Shallow-angled jet impingement generated channel geometry prediction in milling Ti-6Al-4V alloy

Abstract

To manufacture complex parts using abrasive waterjets (AWJs) in milling mode, one should ensure that the local features of the target part geometry match with the channel shape produced by manipulating the operating parameters, such as jet impingement angle (α) and traverse speed (V_f). Hence, generating surfaces with tight tolerances demands control over the channel cross-section profile (CP) and its characteristics (maximum erosion depth, top width, cross-section area, and trailing edge angle). Despite AWJ technology's existence for decades, there have been limited attempts to obtain control over channel geometries. Since AWJ is a complex three-phase mixture (air-water-particles), determining the particle flow properties in AWJ for material removal is of utmost importance. These circumstances seek to establish a modelling approach for predicting the channel geometry under the change in α and V_f. This paper proposes an innovative model for predicting CPs obtained at shallow-angle jet (SAJ) impinged erosion trials, incorporating the insights gained on channel formation mathematically.

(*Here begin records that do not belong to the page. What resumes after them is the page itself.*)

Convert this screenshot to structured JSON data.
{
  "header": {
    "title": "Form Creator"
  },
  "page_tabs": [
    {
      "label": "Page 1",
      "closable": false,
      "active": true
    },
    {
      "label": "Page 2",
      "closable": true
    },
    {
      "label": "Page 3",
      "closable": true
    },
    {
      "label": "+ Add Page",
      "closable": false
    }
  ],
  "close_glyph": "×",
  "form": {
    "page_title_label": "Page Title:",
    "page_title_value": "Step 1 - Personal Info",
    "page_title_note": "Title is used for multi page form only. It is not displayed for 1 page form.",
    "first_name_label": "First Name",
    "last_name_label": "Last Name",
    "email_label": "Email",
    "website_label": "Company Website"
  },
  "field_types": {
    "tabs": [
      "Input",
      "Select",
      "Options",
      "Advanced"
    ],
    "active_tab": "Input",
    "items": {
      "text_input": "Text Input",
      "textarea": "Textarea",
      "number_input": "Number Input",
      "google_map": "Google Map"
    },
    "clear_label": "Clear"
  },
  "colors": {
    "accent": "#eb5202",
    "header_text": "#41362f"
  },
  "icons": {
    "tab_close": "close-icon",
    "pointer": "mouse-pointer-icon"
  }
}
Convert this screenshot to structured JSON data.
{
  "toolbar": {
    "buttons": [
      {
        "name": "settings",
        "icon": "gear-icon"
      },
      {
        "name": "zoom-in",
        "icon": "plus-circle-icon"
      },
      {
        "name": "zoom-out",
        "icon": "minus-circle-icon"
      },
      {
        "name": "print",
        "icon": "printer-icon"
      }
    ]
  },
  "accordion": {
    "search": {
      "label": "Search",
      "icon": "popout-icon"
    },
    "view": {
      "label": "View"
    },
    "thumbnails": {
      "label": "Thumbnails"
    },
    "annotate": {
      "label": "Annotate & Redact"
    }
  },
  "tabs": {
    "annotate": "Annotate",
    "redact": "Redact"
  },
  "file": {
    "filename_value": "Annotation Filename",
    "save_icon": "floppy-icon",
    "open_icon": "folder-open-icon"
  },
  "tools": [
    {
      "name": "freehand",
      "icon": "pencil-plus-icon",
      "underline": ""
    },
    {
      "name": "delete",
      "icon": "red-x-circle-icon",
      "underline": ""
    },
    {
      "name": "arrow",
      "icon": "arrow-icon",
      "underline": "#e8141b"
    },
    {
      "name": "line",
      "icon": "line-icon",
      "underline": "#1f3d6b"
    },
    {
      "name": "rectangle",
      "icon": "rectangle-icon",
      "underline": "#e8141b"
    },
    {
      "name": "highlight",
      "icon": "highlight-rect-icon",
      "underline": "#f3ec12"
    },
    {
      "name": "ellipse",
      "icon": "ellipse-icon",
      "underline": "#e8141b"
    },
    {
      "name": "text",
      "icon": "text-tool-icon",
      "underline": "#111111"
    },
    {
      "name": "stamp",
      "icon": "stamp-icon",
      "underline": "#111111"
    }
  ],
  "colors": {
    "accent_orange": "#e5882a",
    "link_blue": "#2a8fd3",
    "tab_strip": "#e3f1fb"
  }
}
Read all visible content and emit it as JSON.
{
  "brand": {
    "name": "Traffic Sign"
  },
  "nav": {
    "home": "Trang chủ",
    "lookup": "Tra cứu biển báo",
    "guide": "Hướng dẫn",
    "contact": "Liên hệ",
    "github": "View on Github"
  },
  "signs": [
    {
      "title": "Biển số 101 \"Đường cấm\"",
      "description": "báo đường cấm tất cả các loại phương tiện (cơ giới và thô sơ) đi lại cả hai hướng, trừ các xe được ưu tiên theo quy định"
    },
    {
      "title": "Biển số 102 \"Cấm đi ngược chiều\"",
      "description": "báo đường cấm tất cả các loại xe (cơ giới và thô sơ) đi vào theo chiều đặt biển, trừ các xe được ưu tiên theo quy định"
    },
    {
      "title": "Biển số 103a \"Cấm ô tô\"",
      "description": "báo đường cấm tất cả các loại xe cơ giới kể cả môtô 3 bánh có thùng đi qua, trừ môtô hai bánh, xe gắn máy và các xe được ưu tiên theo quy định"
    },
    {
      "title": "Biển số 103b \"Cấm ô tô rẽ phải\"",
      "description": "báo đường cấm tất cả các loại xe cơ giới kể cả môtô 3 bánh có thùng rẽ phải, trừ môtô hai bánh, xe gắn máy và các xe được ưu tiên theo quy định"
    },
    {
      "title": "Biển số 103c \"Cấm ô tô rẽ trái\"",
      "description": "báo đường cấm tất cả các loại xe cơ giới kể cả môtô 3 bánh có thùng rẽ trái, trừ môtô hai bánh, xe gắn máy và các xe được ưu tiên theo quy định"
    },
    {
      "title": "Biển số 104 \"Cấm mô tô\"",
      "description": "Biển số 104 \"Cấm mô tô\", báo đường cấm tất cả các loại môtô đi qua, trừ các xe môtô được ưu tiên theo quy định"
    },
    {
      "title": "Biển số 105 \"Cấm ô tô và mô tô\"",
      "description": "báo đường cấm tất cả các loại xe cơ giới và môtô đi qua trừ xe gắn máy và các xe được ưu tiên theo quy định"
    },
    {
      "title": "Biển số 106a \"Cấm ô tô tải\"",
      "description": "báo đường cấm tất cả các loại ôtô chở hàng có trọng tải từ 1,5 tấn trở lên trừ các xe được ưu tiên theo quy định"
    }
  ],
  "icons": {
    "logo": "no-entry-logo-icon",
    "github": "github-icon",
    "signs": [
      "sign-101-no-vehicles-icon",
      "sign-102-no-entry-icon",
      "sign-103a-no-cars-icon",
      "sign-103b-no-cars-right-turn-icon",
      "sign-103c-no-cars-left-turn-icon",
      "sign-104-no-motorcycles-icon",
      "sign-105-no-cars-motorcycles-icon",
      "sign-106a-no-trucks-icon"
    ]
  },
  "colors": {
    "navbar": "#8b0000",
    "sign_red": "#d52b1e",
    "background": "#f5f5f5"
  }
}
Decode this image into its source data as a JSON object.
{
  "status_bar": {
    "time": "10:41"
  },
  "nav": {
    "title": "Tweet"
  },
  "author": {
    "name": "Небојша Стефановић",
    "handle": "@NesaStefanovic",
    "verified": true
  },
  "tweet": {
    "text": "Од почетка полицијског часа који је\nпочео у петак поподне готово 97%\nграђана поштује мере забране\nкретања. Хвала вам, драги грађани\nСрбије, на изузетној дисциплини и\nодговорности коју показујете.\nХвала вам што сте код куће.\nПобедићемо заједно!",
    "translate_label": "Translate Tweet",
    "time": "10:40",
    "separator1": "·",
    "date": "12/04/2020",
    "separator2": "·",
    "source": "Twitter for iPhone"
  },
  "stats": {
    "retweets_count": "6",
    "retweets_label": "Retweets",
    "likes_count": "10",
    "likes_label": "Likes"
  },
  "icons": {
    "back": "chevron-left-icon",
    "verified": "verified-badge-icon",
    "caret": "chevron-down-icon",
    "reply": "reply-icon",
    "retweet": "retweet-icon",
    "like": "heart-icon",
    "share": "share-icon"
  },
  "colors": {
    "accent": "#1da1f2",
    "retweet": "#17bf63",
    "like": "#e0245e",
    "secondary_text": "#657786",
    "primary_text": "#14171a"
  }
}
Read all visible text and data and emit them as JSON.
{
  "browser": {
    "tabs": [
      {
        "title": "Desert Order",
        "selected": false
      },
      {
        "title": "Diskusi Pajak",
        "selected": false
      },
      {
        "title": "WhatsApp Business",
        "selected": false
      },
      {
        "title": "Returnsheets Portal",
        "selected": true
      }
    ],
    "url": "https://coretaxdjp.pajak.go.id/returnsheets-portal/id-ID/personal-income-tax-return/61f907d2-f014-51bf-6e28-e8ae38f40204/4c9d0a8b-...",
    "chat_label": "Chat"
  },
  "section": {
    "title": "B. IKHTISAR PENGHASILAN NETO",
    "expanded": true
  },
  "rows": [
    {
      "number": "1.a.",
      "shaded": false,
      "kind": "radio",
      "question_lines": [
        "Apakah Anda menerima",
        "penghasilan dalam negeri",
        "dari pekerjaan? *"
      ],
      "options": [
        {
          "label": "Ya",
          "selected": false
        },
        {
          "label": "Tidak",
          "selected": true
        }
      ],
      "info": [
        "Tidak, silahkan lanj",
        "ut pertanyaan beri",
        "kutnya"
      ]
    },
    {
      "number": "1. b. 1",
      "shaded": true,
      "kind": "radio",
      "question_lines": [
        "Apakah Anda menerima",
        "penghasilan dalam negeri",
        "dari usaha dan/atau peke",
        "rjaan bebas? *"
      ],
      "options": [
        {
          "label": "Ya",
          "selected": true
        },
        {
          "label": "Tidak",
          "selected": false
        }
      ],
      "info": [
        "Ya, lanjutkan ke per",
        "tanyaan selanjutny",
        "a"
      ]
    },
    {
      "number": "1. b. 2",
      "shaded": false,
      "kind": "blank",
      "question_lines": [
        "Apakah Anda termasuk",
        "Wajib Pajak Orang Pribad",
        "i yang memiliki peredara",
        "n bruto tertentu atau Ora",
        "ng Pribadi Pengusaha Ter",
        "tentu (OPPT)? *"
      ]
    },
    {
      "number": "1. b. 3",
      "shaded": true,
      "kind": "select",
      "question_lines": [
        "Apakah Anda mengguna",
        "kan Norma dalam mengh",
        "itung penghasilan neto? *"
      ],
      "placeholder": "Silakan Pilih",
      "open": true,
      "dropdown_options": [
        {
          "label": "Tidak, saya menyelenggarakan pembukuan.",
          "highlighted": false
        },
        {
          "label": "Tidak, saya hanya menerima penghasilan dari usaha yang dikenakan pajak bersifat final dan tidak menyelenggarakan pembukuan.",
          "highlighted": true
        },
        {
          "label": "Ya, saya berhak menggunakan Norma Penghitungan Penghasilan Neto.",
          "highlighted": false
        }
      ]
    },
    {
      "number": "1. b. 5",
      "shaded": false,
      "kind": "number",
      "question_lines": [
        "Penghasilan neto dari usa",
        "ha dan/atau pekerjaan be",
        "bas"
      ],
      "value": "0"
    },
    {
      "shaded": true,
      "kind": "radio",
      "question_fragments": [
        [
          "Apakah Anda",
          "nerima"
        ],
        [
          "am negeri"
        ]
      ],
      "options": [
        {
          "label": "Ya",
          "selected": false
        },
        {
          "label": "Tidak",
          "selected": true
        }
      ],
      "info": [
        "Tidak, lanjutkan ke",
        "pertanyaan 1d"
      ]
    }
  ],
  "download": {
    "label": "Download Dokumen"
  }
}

The Ti-6Al-4V alloy is highly challenging to mill by conventional methods used for experiments. The modelling results demonstrate that by considering the mathematical relationship between the specific cutting energy associated with α and V_f and corresponding jet flow properties in the model, the prediction capability improved by 98 %. Overall, within the range of α (50⁰–90⁰) and V_f (3000–5000 mm/min), the model's prediction error of channel characteristics is <10 %, and the mean absolute error in channel shape is 22.74 μm. Strong conformity is observed with a correlation coefficient of 0.98 between modelled and experimental profiles.